Adrian Piper disguised her identity, changing her race, sex, and social class in order to experiment in public situations and gauge people’s reactions. She investigated how outwardly visible identity markers (like skin color) impacted others’ perceptions of her character. By manipulating her (apparent) identity to produce reactions, she demonstrated the power and influence of stereotypes (Piper, 1996).

Piper dressed up as her black male alter ego, putting on a large Afro wig, sunglasses, and a mustache and cruising the streets of New York performing typically masculine behavior such as ogling women (Piper, 1996).

The performances are about people’s perceptions of a certain identity, specifically a black man exhibiting typically male behavior. They also allow Piper to free herself of the ambiguous space she occupies as a light-skinned, fine-featured, highly educated black woman. It makes the viewer contemplate his reactions to the “Mythic Being,” and perhaps reflect upon his own stereotypes and biases (Piper, 1996).

Piper’s performances recast and recontextualize a university philosophy student as a working-class black man. She utilizes the bold, unmistakable image of an Afro hairstyle to fill a specific identity (Piper, 1996).

• Mythic Being “structured by the politics of identity” in Smith it means: “an appropriate platform from which to forge community, a site around which to rally political support, a stage from which to act politically, and a matter worthy of artistic exploration and expression.” Unlike Minimalism, etc. not a neutral practice. Brings in the social. And different from Socially Engaged art —focus on the body as a test site for social actions.

• Piper makes “identity politics as a place for conceptual art practices.”

• 1970s historical context: aftermath of the anticolonial victories. Nonviolent strategies from India particularly used in American political organizing. Consciousness-raising meetings and peer pressure—figuring out a language to describe oppression.

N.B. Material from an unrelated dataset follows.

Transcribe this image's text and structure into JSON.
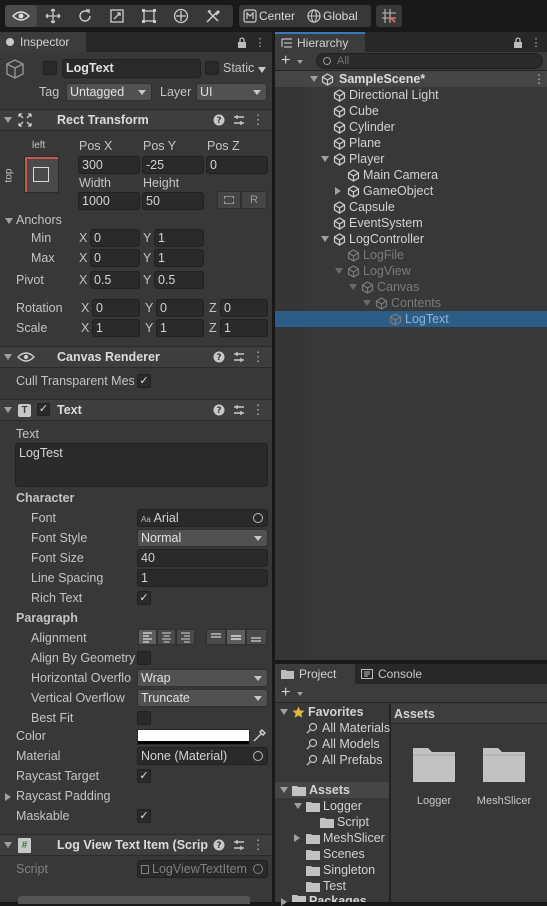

Black arts movement and Feminist art was one strategy: ”art with a purpose”
• Vietnam War and antiwar movement, Piper: “managed to infiltrate my awareness and thereby determine me and my work in ways that confront me with the politics of my position whether I want to know them or not; I have become self-conscious. [I] did a lot of thinking about [my] position as an artist, a woman, and a black; and about the natural disadvantages of those attributes.